The felony count is because they pointed their weapons at protesters. McCloskey said he did so because he was “scared for my life,” and that of his wife. No shots were fired. Yet now prosecutor Kim Gardner is charging them on grounds they made the trespassers fear for their safety.
The good news is that there’s been plenty of official blowback. Missouri Gov. Mike Parson tweeted that “We will not allow law-abiding citizens to be targeted for exercising their constitutional rights.” He has promised a pardon if they’re convicted.
Attorney General Eric Schmitt is working to get the case dismissed, noting that, in addition to the U.S. and Missouri constitutions, Missouri law recognizes the “castle doctrine.” This allows residents to use force against intruders, including deadly force, based on self-defense and the notion that your home is your castle.
Gardner contends that those who surrounded the McCloskeys were “peaceful, unarmed protesters,” and the couple were therefore interfering in the crowd’s First Amendment rights. It doesn’t seem to have occurred to Gardner that the guns they carried may be a reason events didn’t turn violent.

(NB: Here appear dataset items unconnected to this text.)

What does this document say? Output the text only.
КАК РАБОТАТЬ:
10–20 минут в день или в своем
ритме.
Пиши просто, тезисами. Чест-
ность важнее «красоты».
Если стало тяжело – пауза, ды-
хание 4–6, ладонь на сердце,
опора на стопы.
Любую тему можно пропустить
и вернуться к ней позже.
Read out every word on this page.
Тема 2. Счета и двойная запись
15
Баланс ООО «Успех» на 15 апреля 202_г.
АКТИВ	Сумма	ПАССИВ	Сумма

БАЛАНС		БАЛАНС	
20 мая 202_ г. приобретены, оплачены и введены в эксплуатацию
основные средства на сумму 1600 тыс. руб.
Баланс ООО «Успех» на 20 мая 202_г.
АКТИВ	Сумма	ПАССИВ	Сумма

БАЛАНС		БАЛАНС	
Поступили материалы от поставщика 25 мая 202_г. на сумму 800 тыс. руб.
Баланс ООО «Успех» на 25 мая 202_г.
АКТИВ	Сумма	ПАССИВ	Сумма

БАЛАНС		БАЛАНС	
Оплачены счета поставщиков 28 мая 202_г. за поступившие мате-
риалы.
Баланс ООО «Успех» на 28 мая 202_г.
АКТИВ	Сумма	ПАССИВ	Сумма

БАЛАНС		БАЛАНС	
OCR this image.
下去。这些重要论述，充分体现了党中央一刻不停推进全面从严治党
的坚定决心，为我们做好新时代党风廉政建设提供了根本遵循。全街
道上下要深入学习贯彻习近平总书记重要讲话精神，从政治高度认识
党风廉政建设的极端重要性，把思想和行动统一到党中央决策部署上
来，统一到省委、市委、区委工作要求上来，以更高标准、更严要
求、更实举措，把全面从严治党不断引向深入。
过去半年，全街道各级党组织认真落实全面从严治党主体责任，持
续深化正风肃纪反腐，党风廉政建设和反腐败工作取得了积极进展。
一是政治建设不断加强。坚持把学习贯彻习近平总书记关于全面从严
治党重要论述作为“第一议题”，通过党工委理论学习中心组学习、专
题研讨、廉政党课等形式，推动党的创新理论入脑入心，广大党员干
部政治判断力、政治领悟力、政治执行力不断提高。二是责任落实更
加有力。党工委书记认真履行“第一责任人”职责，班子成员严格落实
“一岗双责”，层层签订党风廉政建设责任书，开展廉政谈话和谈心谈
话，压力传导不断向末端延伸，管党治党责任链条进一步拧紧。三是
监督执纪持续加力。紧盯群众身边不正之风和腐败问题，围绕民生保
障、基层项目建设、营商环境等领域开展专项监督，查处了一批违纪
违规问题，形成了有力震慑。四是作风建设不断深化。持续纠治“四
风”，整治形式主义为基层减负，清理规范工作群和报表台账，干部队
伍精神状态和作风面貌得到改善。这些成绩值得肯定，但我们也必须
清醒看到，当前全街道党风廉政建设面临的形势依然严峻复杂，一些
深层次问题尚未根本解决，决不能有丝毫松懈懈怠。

“I really thought it was Storming the Bastille, that we would be dead and the house would be burned and there was nothing we could do about it,” McCloskey told KSDK in an interview.
Even if the charges are dismissed, or the McCloskeys are pardoned after being convicted, again we have a public official responsible for upholding law and order wink at a mob while treating law-abiding citizens as criminals. If police cannot be counted on to deal with mobs, it’s even more vital that law-abiding Americans are free to exercise their Second Amendment right to protect themselves.